Most games want to encourage you to be loyal to their game. It’s a solid concept. If you’re logging into my game at least once a day, you’re more likely to spend money on my game. So I offer you something to entice you to do that. These rewards usually come in terms of items, card packs, currency, etc.
The social aspect of MTCGs is also important to how they are designed. While they may have various terms for how they refer to them, most of them have very similar concepts.
Friends / Allies
Most games allow you to define a set of other players who are your allies. This is usually limited in number in some way, often tied to your level in the game or some other achievement. These friends typically provide a couple of different benefits. First, they can be sent some sort of support message which earns them (and you) points (see Supporting below) which can be spent in varioius ways. Second, when the game provides raids, you can typically call on your allies to assist you in taking down the raid boss monster.

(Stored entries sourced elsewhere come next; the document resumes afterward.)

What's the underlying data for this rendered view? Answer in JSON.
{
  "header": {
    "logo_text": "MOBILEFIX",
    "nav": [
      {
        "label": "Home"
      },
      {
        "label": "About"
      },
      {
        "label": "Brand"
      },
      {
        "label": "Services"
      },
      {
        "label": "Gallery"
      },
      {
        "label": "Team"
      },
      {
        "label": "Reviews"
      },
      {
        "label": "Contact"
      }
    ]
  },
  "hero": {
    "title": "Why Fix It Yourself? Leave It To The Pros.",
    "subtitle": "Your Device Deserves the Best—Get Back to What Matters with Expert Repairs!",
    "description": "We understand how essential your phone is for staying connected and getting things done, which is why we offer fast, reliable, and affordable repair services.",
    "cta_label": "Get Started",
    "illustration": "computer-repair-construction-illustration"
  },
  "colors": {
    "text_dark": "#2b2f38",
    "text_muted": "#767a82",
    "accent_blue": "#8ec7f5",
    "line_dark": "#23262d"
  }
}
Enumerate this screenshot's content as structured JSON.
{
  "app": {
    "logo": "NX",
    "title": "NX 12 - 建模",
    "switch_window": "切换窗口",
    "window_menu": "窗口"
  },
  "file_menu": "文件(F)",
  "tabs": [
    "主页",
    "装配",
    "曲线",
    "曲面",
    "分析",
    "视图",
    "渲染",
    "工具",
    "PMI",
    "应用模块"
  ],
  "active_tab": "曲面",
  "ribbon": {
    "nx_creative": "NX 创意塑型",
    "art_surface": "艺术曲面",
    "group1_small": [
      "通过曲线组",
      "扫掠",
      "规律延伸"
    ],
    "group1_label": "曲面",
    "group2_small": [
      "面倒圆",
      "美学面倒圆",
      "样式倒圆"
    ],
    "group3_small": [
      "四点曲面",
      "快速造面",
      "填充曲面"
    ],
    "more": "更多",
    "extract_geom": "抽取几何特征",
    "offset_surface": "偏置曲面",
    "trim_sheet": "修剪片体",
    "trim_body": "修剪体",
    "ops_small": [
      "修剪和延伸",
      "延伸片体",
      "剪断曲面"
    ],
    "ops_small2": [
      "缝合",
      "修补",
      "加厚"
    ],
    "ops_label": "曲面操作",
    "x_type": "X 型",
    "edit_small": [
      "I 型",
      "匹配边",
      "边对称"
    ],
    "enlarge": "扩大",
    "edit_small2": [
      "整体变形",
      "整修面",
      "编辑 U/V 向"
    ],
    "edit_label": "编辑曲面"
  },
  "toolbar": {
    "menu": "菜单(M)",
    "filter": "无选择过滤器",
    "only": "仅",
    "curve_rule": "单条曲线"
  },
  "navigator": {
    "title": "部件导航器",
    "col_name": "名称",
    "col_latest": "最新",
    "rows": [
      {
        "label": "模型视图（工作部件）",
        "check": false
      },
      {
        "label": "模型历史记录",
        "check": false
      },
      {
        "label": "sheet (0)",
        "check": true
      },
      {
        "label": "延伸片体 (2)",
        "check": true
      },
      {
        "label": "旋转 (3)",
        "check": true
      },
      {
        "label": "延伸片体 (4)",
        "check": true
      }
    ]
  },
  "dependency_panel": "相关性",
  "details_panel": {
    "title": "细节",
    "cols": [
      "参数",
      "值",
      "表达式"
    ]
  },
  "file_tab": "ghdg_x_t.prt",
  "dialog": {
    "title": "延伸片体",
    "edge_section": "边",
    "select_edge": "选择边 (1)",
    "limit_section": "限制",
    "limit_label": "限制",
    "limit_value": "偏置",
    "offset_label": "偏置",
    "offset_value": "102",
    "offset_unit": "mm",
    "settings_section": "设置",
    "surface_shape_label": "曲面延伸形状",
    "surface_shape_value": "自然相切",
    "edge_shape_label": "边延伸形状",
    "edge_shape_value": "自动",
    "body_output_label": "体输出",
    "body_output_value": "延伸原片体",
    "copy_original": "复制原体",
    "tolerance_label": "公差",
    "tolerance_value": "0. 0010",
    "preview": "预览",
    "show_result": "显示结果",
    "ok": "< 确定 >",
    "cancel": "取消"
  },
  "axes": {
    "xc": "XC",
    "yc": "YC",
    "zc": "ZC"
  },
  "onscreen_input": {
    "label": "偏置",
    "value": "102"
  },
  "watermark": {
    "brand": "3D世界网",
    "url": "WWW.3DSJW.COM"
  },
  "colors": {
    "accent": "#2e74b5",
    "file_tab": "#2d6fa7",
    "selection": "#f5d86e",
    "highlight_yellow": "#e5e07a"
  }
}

Some of the games allow you to go beyond having an allies list and allow you to join guilds or some other similar player-run organization. The usefulness of these guilds varies widely between games. Some games allow the guild leader to spend guild points (earned through the actions of the guild members) on some sort of perk which provides benefits to all of the members. For instance a perk which adds 5% to everyone’s defense strength. Some games also have events designed for guilds to participate as a group. Wars between guilds is a popular option where the guild earns ranking points when its members defeat the members of other guilds.
As mentioned in the Friend / Allies section above, one of the benefits to having allies is being able to earn Ally Points. Games call these wildly different things. Some that I’ve seen include Ally Points, Rally Points, Yell Points, etc. In most cases, accumulating a certain number of points allows you to exchange them for something else in the game. For instance, you may be able to spend 200 Ally Points to get a free Card Pack. In games where there is a significant benefit to doing so, sending (and receiving) these Ally Points to (and from) your allies may be an important part of advancing in the game.